4. A method according to any preceding claim 3, wherein said first and third objects are members of a first class of objects, and said second objects are members of a second distinct class of objects.
5. A method according to any preceding claim, wherein determining the relevance of each of said plurality of second objects comprises processing data within each of said second objects with reference to the particular criterion.
6. A method according to claim 5, wherein processing data within each of said second objects comprises processing references to further objects from said second objects.
7. A method according to any preceding claim wherein said objects are webpages.
8. A method according to claim 7 wherein said second objects are referenced by said first object using first hyperlinks.
9. A method according to claim 7 or 8 as dependent upon claim 3, wherein said third objects are referenced by said first object using second hyperlinks.
10. A method according to claim 9, comprising processing said second hyperlinks to determine relevance of said first object.
11. A method according to claim 10, wherein processing said second hyperlinks comprises processing anchor text associated with said second hyperlinks.
12. A method according to claim 10, wherein processing said second hyperlinks comprises processing alt tags associated with said second hyperlinks.
13. A method according to claim 7, 8, 9, 10 or 11, wherein said first objects are associated with a first domain, and said second objects are associated with a second distinct domain.
14. A method according to claim 13 as dependent upon claim 3, wherein said third objects are associated with said first domain.
15. A method according to any one of claims 7 to 14, wherein said second objects reference further objects using further hyperlinks, and said further hyperlinks are processed to determine the relevance of a particular second object.

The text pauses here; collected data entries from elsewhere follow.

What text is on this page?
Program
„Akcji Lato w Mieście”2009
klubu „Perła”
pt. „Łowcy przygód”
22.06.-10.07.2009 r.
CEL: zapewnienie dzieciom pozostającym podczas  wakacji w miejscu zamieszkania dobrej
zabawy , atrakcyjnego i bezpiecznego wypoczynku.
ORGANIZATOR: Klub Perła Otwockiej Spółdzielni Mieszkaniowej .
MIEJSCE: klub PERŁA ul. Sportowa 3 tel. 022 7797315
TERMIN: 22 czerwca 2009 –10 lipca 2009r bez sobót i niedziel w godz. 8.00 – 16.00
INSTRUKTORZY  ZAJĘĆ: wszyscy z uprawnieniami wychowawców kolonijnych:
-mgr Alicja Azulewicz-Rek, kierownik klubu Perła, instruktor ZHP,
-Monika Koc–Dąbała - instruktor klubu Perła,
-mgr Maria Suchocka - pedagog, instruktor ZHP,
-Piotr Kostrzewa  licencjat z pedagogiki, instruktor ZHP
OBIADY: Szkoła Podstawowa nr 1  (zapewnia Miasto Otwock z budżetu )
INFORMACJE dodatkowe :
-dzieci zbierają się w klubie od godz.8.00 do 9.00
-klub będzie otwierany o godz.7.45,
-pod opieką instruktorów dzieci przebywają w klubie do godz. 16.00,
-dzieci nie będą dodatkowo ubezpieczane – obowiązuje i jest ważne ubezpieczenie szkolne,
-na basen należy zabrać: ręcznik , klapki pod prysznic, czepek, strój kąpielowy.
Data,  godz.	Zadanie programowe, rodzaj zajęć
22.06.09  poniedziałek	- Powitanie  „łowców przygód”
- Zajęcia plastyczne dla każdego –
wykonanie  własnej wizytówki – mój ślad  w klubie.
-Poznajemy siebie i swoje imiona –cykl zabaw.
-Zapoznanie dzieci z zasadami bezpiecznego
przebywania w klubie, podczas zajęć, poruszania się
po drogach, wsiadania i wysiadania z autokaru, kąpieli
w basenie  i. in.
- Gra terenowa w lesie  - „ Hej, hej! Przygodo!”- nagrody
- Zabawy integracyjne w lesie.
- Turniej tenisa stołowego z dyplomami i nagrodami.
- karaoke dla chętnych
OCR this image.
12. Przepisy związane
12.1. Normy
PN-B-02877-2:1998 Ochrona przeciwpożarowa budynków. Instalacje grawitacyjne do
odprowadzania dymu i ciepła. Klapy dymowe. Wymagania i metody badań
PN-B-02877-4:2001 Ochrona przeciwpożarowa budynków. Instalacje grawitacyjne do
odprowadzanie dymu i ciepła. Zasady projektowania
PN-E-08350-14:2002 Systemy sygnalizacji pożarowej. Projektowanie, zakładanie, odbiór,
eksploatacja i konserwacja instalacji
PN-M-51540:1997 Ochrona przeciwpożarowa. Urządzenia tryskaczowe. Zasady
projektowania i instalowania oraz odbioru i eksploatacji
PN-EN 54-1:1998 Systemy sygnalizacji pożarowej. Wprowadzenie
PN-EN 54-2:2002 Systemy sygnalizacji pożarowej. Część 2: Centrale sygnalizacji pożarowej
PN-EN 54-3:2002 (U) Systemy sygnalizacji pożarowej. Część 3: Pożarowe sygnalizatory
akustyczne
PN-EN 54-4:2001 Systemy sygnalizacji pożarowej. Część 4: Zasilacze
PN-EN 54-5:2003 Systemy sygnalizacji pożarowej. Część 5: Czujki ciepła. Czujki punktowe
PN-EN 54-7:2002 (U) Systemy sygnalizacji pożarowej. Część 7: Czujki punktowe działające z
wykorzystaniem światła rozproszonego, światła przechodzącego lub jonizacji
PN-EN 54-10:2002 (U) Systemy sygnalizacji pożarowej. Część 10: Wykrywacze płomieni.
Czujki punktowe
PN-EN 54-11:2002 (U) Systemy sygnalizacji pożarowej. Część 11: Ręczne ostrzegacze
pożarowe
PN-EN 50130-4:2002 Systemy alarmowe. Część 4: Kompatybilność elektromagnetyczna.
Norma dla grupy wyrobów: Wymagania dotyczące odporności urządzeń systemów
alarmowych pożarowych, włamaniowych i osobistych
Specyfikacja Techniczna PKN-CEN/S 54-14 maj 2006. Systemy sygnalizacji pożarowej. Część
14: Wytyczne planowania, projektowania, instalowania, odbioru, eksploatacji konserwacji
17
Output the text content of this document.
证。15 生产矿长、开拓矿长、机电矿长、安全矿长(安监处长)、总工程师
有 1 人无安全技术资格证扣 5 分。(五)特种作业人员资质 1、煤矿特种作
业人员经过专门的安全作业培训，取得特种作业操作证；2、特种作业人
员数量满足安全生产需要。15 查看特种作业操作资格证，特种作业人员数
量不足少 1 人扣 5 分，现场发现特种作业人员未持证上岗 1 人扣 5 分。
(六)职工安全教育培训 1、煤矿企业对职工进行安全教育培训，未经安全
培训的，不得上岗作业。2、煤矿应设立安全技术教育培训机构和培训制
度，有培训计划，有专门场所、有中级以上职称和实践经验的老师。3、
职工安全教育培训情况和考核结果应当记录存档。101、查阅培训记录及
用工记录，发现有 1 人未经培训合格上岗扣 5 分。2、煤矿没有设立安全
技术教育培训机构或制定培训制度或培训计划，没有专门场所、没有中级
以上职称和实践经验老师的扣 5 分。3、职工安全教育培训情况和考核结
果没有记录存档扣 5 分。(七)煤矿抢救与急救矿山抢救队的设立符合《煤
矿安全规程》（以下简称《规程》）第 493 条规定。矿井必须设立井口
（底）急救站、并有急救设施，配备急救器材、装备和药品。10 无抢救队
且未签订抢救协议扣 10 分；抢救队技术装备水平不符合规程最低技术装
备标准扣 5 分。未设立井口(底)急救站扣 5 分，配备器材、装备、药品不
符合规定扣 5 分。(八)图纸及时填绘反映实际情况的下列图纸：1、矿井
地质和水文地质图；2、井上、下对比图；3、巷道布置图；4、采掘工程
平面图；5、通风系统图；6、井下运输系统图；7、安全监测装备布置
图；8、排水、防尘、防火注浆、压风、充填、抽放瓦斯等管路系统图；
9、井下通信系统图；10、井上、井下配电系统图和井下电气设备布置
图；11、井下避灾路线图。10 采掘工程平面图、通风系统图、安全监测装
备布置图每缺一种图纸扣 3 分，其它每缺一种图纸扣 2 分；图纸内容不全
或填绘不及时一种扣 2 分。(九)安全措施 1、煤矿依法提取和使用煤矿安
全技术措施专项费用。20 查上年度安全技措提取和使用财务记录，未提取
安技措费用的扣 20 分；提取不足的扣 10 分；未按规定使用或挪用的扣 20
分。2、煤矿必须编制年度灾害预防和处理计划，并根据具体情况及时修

16. A method according to claim 15, wherein processing said further hyperlinks comprises processing anchor text associated with said second hyper links.
17. A method according to claim 15, wherein processing said further hyperlinks comprises processing alt tags associated with said second hyperlinks.
18. A method according to any preceding claim, wherein said objects are stored in a database.
19. A method according to claim 18, further comprising: retrieving said objects over the Internet and storing said objects in said database.
20. A method according to any preceding claim, wherein said criterion is based upon user input.
21. A method according to claim 20, further comprising: receiving textual input data; and generating said criterion based upon said textual input data.
22. A method according to claim 20, further comprising: receiving input data representing user selection of one of a plurality of categories; and determining one or more criteria based upon said category.
23. A method according to any one of claims 1 to 19, further comprising: reading data defining a plurality of categories, each category being associated with at least one criterion; and determining the relevance of an object to each category based upon the or each criterion associated with each category.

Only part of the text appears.